Fino a qualche anno fa, Taverna considerava i quasi amici dei delinquenti matricolati: «Siete delle merde! Ve ne dovete andare! Dovete morire!». In seguito, certo, s’è contenuta: «Quando ti presenti col Pd, un po’ truffatore lo sei anche tu». Adesso, in pubblico, sembra una madama. Chi frequenta le segrete stanze, però, riferisce di vivaci impuntature con il placido duo emiliano: «Ahó, ma lo volete capì che a noi quello nun ce va bene!». Gli «Uffi» soprassiedono, per amor di patria. Provateci voi, del resto, a discutere con l’agguerrita Paoletta. Nonostante la messa in piega, gli occhialini rotondi e i completi pastello, resta pur sempre una convinta seguace del deposto fondatore. Quel Beppe Grillo che, per un abbondante decennio, ha dato fondo agli insulti: «Pdmenoelle», «pidioti», «partito preferito dalla camorra», «tutti collusi e complici», «gente sporca dentro».

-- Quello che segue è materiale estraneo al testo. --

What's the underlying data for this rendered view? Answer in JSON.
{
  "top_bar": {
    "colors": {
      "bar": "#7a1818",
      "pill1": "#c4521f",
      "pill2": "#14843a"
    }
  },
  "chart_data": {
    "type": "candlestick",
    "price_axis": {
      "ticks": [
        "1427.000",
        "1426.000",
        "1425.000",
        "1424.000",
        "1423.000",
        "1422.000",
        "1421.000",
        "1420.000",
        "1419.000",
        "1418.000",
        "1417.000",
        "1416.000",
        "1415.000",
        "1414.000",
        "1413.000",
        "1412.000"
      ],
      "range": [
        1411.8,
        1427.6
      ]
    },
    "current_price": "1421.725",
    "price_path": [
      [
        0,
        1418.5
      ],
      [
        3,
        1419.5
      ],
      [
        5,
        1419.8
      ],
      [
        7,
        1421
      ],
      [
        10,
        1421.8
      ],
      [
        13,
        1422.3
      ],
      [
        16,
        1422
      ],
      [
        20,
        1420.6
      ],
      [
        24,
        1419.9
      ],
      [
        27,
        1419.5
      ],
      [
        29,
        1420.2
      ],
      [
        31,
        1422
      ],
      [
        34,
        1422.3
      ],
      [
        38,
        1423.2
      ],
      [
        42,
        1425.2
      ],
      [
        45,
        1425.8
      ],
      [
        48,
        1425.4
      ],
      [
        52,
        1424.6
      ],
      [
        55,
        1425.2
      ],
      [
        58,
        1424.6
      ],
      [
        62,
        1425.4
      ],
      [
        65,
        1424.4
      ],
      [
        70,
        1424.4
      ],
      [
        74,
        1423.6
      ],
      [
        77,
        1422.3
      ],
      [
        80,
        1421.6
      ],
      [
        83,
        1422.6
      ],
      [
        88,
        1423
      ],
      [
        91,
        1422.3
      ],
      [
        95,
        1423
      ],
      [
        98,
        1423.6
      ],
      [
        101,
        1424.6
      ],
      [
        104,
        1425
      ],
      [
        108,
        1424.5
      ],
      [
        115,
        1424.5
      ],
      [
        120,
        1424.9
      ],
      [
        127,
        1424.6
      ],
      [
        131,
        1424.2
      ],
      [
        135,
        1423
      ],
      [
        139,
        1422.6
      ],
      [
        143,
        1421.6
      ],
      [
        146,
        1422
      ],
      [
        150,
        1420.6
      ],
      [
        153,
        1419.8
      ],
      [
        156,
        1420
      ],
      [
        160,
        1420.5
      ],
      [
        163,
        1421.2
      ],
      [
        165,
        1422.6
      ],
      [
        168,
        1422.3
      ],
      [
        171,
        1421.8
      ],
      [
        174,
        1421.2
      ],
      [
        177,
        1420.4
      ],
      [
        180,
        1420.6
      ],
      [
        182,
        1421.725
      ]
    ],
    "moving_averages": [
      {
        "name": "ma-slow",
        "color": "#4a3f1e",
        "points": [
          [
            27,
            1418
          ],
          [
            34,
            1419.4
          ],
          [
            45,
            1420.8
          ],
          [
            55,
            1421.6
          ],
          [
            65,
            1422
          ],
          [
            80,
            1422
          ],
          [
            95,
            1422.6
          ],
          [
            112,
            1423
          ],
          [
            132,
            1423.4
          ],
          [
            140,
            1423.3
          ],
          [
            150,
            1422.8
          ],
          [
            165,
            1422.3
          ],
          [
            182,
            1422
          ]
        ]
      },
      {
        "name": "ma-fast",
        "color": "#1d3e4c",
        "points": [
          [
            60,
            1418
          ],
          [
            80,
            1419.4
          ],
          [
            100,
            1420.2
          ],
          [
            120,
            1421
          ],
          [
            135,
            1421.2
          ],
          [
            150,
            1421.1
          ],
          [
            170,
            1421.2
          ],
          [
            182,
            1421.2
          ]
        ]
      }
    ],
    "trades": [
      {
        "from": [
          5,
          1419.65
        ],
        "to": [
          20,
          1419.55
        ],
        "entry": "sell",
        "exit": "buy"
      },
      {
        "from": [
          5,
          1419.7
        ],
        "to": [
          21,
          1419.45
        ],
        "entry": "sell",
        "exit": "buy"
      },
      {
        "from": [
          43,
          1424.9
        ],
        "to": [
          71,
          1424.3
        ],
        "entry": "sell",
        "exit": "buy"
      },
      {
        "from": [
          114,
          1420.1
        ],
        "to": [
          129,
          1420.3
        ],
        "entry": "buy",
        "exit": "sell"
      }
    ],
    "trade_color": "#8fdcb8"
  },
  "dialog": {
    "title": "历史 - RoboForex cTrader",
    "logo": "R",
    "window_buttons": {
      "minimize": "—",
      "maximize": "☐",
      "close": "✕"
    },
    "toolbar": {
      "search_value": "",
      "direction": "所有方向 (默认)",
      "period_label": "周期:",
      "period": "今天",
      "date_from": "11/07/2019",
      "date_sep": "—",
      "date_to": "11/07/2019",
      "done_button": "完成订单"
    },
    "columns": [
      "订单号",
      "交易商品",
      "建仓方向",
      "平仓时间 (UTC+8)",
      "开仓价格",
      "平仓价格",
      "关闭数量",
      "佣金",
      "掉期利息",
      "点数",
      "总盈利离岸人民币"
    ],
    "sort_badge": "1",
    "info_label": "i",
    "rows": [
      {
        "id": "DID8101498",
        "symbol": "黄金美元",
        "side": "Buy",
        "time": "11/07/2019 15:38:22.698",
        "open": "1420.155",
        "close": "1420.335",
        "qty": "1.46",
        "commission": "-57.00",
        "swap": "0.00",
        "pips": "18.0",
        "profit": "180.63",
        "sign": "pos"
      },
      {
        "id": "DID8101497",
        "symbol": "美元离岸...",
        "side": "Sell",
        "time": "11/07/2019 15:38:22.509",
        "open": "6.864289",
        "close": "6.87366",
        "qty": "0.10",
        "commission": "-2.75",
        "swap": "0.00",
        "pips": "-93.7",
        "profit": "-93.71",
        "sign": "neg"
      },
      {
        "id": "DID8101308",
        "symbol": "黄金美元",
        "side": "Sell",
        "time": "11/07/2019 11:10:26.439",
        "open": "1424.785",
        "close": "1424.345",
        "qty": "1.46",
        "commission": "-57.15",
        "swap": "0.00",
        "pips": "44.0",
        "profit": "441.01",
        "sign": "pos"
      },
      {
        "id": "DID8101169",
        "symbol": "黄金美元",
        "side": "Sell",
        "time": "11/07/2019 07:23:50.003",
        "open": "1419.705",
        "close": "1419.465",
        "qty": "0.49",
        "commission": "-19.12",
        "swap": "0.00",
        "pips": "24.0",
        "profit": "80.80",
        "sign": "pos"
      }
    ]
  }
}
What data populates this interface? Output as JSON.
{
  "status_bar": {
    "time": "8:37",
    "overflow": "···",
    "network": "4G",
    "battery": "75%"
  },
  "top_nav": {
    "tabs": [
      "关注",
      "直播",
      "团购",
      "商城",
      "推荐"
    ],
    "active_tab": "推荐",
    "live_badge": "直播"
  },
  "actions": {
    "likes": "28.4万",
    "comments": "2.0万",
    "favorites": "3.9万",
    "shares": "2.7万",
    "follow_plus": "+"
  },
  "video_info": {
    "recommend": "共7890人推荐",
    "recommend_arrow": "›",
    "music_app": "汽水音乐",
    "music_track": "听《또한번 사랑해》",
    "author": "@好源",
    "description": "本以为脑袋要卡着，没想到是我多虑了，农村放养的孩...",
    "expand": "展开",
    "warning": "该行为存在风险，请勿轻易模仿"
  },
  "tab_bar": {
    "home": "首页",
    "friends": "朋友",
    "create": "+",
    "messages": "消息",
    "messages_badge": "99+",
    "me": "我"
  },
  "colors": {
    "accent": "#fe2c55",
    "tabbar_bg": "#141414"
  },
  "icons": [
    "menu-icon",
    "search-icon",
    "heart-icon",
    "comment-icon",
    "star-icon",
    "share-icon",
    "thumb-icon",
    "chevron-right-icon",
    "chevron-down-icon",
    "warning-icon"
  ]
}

Anche Conte, però, si prepara ad alzare i decibel in vista delle Europee. Inevitabile. A dispetto dei professati intenti, con Elly sarà battaglia. A partire dalle inconciliabili posizioni sulla guerra, vera e tremenda, in Ucraina. I Cinque stelle rivendicheranno assoluta contrarietà alle armi, per non venir scavalcati a sinistra. Il subcomandante di Volturara Appula vuole guidare la coalizione. I sondaggi lo confortano. Il Pd galleggia attorno al 20 per cento: in vivace decrescita rispetto alle scorse Europee. Servirebbe un sussulto. Magari schierando Elly, che però tentenna. Il Movimento, invece, consoliderebbe il voto di cinque anni fa: 17 per cento. Un successone, visto lo sfacelo paventato prima dell’avvento di Giuseppi. Che comunque, a differenza della titubante generalessa, ha già chiarito da tempo: «Escludo di candidarmi. Il Movimento non mente agli elettori». Tradotto: niente blasonati nomi di facciata, come medita di fare il Pd. In compenso, l’ex premier tenta di assoldare colonnelli. Il suo più riuscito epigono, Pasquale Tridico, sarà capolista nella circoscrizione meridionale. L’ex presidente dell’Inps, indiscusso padre del reddito di cittadinanza, si prepara a una campagna elettorale scoppiettante. Sarà lui il nuovo Masaniello grillino, in trasferta a Bruxelles per conto degli ultimi. Vessillifero di salari minimi, megabonus e sussidi a ufo. Nell’attesa, comincia a malmenare i democratici: «Troppi bulli al centro non vogliono il patto tra Pd e Cinque stelle». L’illustre candidato, certo, promette. Ma potrebbe fare di più. Magari prendendo spunto proprio dall’insuperabile Taverna. Il suo ultimo grido di guerra contro le truppe alleate ancora riecheggia a Palazzo Madama: «Li sfonnamo de brutto!».